Nigeria is experiencing a major conflict between nomadic herdsmen and indigenous farmers. In 2016, the conflict led to the death of 2,500 people, displaced 62,000 others and led to loss of US$13.7 billion in revenue. In January 2018 alone, the conflict claimed the lives of 168 people.
The herdsmen are predominantly Fulanis, a primarily Muslim people scattered throughout many parts of West Africa. The farmers, meanwhile, are mostly Christian. Therefore, when violence erupts between the two groups, with symbolic results like churches being burnt down, it is unsurprising that the dominant narrative in Nigeria and abroad is that this is a conflict motivated by religion and ethnicity.
What’s missing is the environmental perspective. Nigeria spans more than 1,000km from a lush and tropical south to the fringes of the Sahara Desert in the north. And, in Nigeria, the Sahara is moving southward at a rate of 600 metres a year. At the same time, Lake Chad in the country’s far north-east has largely dried up. Fulani herdsmen who once relied on the lake have thus moved further south in search of pasture and water for their livestock. The further south you move, the more the population becomes Christian, hence when resource conflicts emerge they appear religious.
Such conflicts between herdsmen and farmers aren’t entirely new. A drought in the late 60s, for instance, kicked off struggles over land use across the Sahel, and the Fulanis do have a history of strategic annexation of territories. What’s new this time round is that the conflict has taken on an entirely different scale, as a problem once restricted to the north of Nigeria has become a major issue in the country’s south.
This is because environmental devastation has necessitated widespread migration of Fulanis from all over West Africa to the south of Nigeria, which has been unable to prevent nomads from other countries from coming in along its long borders. The influx of new people has disrupted the existing dynamics and relationship between predominantly farming local communities and nomadic herdsmen.
But environmental explanations are largely ignored in favour of talk of ethnic or religious conflict. Such talk quickly becomes highly emotive, preventing a full analysis of all the driving forces behind the conflict. The dominance of the “ethnic war” narrative therefore makes it harder to develop holistic and sustainable solutions and, in a country that is a mix of cultures and religions, puts national unity and peace-building at risk.
Silence from the authorities
The government’s response to all this has been near silence. In the vacuum, political explanations have emerged, often from people with a vested interest. For instance, elites and political leaders from affected regions suspect the president, Muhammadu Buhari, who himself is Fulani, of being complicit in the attacks (though they have stopped short of directly accusing him). There’s no evidence the president has anything to do with the conflict but, in a hierarchical society like Nigeria, the word of elites can be taken as gospel.
The central government has proffered solutions such as cattle “colonies”, which take lands from indigenous farmers and give it to the Fulanis to graze. But among the farmers this only reinforces worries of an ethnic land grab.

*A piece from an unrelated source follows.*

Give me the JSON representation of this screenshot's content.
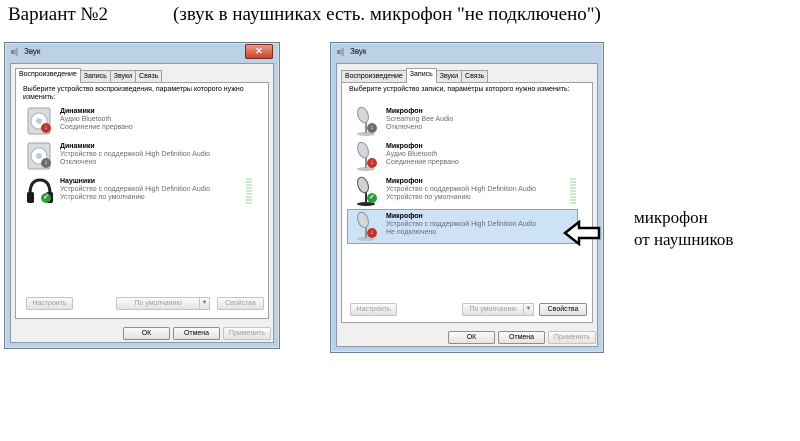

The president has often spoken of “recharging” Lake Chad to its former size, perhaps using water diverted from the Ubangi River in the Congo basin, and he recently spoke on the subject at an African Union conference. Yet the lake still is not really built into the government’s strategy for the farmer-herder conflict.
Healthy lake, peaceful people
So what would a sustainable and just solution to the conflict actually involve? Lake Chad certainly will need to be “recharged”, along with a massive programme of tree growing and sustainable water management. This will require the engagement of neighbouring countries – who have serious environmental problems of their own – and the support of international donor agencies, but it would go a long way towards stemming the migration southward and should reduce incidences of conflict.
The government must also recognise, publicly, that this is at root a conflict over resources exacerbated by environmental problems. It must point this out when the need arises, rather than waiting until half-truths dominate public discourse.
The Nigerian media, for its part, often thrives on emotive narratives. But this story of conflict between herders and farmers calls for less sensationalism and more investigative journalism that helps reveal further nuances to the complex issue. This isn’t a simple tale of ethnic conflict – the environment cannot be ignored.